# Lyft Express drive (SF)



## bad089 (Mar 7, 2017)

Hey guys,

Any of you do the rental program? 

I was looking into it, and the offer that I had was 75 rides and it's free, 125 rides and there's an incentive (something like 125$) However, I was seeing in other posts that that had changed. 

I kind of want to do it to prevent my car (2016, only had it 6 months) from getting destroyed. Is it terribly hard to do 75 rides a week in SF? (fairly new, only do a few hours at a time right now) I was thinking that even if I did have to pay a little bit per month for it (if I hit 75 rides 3/4 weeks, it's worth it), that the wear/tear/depreciation/maintenence that I would have to pay for on my car would offset the cost of renting. 

Is there a cap on mileage? Would I have to pay for personal miles? Is it even worth it, assuming I always or mostly (3/4) hit the 75? 

I was just wondering if any of you would care to share your experiences?


----------



## Greenie (Jan 26, 2016)

You're looking at an average 2-3 rides per hours during the busy time which is 7-10am and 4-11pm, other times it's just dead hours. Friday and Saturday nights are pretty decent consistent rides and weekends are good. I've given you the time. It's really up to you to figure out the math from when you can driver. If you're already approve on the Lyft platform, they will tell you what rental program you qualify for. Click your face pic on left top and choose vehicle. From there chose add vehicle and it will link you to an add page. Check the rental offers because not everyone gets the some offers!!! 75 rides in doable but your looking at at least 30 hours a weeks


----------



## SailingWithThe Breeze (Feb 22, 2017)

Greenie has pretty much hit the nail on the head. You’ll have to drive around 30-34 hours a week, with the majority of that time during the busy hours. And don’t forget, you’ll need to do that on a consistent basis, without fail.

When figuring out if it is worth it for you, don’t forget that you’ll lose the standard mileage deduction of 53.5 cents per mile when renting a vehicle, so you’ll be paying a lot more in taxes. Be sure to factor that into the equation as well.

For most people (not all), renting long-term is not a good financial decision. However, I totally understand your desire to not destroy your new car...and you are correct, it will destroy your new car. Honestly, the best move financially when driving for any TNC is to buy a used car in the $4,000-$5,000 range that has a history of reliability and good gas mileage...and then maintain it well and run it into the ground. You see, on the UberX or regular Lyft platform, everyone gets paid the same whether or not you drive passengers in a $20,000 vehicle or a $5,000 vehicle. So the best way to maximize earnings it to tightly control your assets (vehicle) and get very, very smart on your taxes. If done correctly, it is possible (and completely legal) to pay zero taxes on all of your TNC income.

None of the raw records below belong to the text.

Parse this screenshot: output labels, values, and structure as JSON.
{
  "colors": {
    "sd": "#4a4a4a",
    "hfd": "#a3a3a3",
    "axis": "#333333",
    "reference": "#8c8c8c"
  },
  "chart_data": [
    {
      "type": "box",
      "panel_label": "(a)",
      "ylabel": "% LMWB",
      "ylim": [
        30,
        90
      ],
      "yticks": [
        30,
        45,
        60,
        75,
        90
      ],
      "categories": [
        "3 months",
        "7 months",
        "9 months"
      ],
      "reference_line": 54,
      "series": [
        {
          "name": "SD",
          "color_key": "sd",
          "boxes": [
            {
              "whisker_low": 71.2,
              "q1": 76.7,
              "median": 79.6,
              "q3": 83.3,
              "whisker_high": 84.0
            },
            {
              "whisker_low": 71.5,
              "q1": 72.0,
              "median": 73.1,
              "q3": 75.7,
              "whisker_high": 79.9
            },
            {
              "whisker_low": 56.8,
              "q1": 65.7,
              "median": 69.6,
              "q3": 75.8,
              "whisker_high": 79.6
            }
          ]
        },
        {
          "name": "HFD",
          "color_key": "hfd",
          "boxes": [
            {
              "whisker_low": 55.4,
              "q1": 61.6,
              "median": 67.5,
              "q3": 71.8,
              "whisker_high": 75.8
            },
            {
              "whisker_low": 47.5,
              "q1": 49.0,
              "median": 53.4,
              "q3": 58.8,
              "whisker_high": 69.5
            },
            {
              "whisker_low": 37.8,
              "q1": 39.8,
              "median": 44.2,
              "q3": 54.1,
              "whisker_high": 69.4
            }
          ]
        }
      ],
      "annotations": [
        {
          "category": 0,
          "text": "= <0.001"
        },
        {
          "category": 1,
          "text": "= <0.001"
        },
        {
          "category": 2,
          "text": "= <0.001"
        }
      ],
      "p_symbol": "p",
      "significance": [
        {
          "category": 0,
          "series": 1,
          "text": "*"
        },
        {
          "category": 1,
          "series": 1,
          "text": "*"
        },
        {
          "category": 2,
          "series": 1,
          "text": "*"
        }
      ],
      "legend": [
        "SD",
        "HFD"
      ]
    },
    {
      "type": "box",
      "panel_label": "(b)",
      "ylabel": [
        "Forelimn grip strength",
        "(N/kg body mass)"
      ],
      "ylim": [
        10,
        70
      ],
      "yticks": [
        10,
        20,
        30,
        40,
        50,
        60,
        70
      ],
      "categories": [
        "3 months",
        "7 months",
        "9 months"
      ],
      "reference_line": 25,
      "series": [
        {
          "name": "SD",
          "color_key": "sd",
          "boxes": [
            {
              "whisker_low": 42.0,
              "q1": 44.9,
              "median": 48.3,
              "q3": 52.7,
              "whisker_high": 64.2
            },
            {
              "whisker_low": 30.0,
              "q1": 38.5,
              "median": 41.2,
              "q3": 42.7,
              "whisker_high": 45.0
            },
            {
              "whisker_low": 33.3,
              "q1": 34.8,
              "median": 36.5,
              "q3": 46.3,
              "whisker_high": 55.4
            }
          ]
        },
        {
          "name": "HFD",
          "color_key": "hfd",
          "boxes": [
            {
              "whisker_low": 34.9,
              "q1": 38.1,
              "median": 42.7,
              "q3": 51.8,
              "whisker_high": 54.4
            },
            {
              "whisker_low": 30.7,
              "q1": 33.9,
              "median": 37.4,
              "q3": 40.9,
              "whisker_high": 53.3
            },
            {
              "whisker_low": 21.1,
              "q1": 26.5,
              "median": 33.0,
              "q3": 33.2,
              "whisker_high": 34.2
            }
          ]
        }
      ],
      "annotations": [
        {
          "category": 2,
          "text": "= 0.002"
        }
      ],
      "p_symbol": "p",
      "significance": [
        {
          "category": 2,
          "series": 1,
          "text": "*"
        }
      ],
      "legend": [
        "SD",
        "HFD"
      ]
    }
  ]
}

With all of this being said, I realize not everyone can go out and buy a $4,000 vehicle to use for rideshare. Sometimes, renting a vehicle and then saving towards that $4,000 car might be the best option.


----------



## bad089 (Mar 7, 2017)

SailingWithThe Breeze Thanks, that was helpful!


----------



## Luber4.9 (Nov 25, 2015)

bad089 said:


> Hey guys,
> 
> Any of you do the rental program?
> 
> ...


It would better to flip burgers, unfortunately.


----------



## Adieu (Feb 21, 2016)

A PDB beater might serve this person better, what with SF's huge bonuses

Extra, what, $375/week, and mileage deductions.... amount to another $1000 / week or more.


You could be running a brand new Maserati and still end up better off than renting


----------



## Nuke (Dec 18, 2014)

Don't do it. You could get around their 90% acceptance rate requirement for a free rental by skipping but now it is gone. Just get a a 2006 Kia Rio for $2000 from craigslist and drive it till it dies.


----------



## Jermin8r89 (Mar 10, 2016)

If you do this just know you have to be on your game. Be a lyft servant strive to make sure you dont get complants and be a lyft shill. Just know you should do this for no longer then 2 months. As you will be washed out as you gotta drive your wheels off. Make sure you know what you want to do afterwards. I did it for 2 months straight of 12 hours each day. 

I used the money for my own car and CDL license so i did something better afterwards.

Work hard work smart and have a goal.


----------